Peter Constable petercon at microsoft.com
Mon Dec 27 20:04:38 CET 2004


> From: ietf-languages-bounces at alvestrand.no [mailto:ietf-languages-
> bounces at alvestrand.no] On Behalf Of JFC (Jefsey) Morfin


> I apologize for the confusion. I meant ISO 639-1 (not 2). I fully
> understand
> and accept the legacy of the former RFCs and usages. But defaulting to
> to ISO 639-1 is in IMHO a complex and unstable thing as it introduces
an
> IETF dated decision about an ISO list. Also, visually two letters with
an
> important overlap on ISO 3166-2 is to exciting.

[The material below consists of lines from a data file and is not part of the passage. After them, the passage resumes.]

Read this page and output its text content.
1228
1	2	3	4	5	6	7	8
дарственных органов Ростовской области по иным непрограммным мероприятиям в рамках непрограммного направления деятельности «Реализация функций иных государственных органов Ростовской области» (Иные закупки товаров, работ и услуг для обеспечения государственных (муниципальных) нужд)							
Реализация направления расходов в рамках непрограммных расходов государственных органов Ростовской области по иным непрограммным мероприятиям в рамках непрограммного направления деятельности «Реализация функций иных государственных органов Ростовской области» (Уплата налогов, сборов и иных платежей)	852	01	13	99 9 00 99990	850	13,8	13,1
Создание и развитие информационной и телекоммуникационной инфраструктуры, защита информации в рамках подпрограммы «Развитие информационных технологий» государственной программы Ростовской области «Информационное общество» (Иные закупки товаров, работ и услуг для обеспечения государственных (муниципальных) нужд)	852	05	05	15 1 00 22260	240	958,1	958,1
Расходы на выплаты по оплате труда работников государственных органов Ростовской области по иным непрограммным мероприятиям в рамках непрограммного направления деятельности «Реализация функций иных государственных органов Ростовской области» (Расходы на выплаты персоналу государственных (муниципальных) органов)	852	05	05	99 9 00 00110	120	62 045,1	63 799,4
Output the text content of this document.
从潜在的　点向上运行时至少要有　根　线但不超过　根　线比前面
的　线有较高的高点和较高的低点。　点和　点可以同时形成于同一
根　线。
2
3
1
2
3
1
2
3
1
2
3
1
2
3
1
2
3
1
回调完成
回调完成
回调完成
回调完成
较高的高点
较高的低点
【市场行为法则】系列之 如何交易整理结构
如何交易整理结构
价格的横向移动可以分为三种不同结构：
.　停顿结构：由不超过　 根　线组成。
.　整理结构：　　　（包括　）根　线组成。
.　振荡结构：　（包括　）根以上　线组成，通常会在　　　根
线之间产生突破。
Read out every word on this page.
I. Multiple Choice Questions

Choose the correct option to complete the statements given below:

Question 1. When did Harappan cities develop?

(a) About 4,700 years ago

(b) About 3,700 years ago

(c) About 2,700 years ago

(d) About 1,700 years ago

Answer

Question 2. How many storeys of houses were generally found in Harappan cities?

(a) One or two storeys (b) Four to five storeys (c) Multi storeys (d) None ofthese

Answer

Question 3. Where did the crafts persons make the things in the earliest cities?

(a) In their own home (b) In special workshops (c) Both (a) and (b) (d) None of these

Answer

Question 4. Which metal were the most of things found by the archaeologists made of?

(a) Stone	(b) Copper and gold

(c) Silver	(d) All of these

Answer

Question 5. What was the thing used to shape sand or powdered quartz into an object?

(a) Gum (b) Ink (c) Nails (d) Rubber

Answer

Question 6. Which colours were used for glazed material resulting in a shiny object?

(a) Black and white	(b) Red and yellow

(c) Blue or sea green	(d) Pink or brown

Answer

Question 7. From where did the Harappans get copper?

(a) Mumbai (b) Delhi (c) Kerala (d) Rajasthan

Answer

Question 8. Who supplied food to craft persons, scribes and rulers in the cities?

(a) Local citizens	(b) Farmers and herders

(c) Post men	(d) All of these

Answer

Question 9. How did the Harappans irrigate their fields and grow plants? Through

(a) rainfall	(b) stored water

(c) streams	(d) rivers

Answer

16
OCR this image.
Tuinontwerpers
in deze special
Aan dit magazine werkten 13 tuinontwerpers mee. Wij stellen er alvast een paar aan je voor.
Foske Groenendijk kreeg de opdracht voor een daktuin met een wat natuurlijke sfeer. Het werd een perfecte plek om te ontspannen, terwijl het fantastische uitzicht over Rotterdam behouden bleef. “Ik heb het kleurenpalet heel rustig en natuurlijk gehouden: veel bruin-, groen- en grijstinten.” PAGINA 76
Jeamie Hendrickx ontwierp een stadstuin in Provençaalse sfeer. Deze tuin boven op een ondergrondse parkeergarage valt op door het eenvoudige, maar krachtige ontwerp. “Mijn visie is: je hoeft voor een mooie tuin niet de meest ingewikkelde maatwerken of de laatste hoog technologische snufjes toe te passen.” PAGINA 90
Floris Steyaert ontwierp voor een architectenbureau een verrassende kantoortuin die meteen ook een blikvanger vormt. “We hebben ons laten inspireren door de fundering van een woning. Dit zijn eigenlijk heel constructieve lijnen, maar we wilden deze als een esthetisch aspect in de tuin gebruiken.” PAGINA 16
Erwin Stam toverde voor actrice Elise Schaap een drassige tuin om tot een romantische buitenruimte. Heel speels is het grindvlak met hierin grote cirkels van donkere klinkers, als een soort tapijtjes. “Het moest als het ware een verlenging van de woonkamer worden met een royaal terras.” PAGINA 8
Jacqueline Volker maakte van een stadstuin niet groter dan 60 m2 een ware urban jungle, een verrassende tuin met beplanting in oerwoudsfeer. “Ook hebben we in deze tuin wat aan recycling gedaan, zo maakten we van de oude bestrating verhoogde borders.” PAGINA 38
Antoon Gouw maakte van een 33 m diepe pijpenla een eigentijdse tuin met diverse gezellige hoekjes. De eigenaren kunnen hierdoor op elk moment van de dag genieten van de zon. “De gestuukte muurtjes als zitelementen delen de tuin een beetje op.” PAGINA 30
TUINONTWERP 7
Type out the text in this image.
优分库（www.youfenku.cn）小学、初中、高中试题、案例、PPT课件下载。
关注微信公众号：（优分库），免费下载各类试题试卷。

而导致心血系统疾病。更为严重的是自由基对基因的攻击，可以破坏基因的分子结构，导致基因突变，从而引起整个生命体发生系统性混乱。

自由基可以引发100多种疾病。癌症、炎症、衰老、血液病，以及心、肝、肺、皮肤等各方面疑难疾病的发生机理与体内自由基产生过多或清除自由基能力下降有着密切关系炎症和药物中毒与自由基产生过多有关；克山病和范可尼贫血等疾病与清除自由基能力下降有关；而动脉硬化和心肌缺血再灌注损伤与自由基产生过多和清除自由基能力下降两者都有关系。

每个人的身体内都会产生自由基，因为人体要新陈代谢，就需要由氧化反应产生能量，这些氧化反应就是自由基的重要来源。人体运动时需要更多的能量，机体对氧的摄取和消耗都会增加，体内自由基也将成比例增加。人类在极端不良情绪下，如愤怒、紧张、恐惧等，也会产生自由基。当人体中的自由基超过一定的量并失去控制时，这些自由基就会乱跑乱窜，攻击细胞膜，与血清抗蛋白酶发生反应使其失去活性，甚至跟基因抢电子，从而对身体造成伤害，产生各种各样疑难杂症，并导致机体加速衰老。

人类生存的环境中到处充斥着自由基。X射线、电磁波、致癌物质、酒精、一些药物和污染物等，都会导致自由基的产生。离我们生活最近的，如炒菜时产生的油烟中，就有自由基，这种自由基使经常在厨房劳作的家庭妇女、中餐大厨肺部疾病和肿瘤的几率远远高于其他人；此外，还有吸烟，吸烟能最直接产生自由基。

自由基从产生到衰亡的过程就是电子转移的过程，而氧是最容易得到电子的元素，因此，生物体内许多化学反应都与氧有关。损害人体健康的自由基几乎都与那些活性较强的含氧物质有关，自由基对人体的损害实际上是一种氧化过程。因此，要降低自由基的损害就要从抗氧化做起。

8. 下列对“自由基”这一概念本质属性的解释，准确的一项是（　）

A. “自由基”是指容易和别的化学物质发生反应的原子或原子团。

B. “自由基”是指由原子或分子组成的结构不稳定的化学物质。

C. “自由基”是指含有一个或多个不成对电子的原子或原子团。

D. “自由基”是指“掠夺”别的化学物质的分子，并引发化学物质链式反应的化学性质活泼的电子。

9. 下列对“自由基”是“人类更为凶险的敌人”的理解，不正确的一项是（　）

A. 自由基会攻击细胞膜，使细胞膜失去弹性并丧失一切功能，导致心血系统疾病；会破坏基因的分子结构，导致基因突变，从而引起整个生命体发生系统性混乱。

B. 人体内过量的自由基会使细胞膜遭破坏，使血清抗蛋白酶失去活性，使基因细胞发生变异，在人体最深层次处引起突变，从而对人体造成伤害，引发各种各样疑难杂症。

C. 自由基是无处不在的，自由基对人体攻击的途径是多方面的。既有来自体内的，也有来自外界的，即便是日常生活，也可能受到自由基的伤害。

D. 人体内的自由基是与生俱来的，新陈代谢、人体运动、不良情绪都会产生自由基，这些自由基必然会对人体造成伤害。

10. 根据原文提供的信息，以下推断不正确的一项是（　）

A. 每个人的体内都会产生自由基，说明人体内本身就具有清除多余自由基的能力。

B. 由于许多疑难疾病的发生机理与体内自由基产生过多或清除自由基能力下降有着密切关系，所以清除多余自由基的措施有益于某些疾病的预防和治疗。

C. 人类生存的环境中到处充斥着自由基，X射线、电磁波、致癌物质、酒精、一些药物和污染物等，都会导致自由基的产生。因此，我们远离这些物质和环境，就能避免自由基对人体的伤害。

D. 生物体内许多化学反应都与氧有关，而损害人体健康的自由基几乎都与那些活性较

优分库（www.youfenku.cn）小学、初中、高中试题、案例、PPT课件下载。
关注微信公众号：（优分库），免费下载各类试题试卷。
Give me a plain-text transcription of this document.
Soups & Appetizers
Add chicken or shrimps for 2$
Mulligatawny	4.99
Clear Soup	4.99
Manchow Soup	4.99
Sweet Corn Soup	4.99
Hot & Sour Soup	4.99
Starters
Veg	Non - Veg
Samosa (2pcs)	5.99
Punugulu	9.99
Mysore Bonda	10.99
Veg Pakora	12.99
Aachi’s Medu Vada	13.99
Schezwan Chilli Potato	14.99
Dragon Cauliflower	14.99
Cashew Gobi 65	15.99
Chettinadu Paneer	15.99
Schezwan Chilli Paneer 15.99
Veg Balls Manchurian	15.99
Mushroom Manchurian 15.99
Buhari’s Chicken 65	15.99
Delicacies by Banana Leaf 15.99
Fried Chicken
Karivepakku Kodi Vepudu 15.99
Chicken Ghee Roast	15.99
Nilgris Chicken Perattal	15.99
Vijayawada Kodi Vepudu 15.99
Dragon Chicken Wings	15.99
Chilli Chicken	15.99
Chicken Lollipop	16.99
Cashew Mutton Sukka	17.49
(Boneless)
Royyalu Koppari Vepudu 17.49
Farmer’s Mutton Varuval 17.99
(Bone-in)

I agree it would be better if we didn't use alpha-2 lanuage IDs from ISO
639-1. Unfortunately, that horse left the barn a long time ago. It is
far too late to change the widespread use of alpha-2 language IDs from
ISO 639-1 in Internet and other applications, and attempting to make
that change would create much more instability than the mixture of ISO
639-1 and ISO 639-2 has caused.


> Please understand I am a users side rep. My points are for users
simplest
> and easier usage.

Language tags as defined by RFC 1766/3066/successors are meant to be
used in implementations, but are not intended to be exposed to users.
The best way to make things simple and free of confusion for a user is
to present human-readable labels/descriptions in the user's language.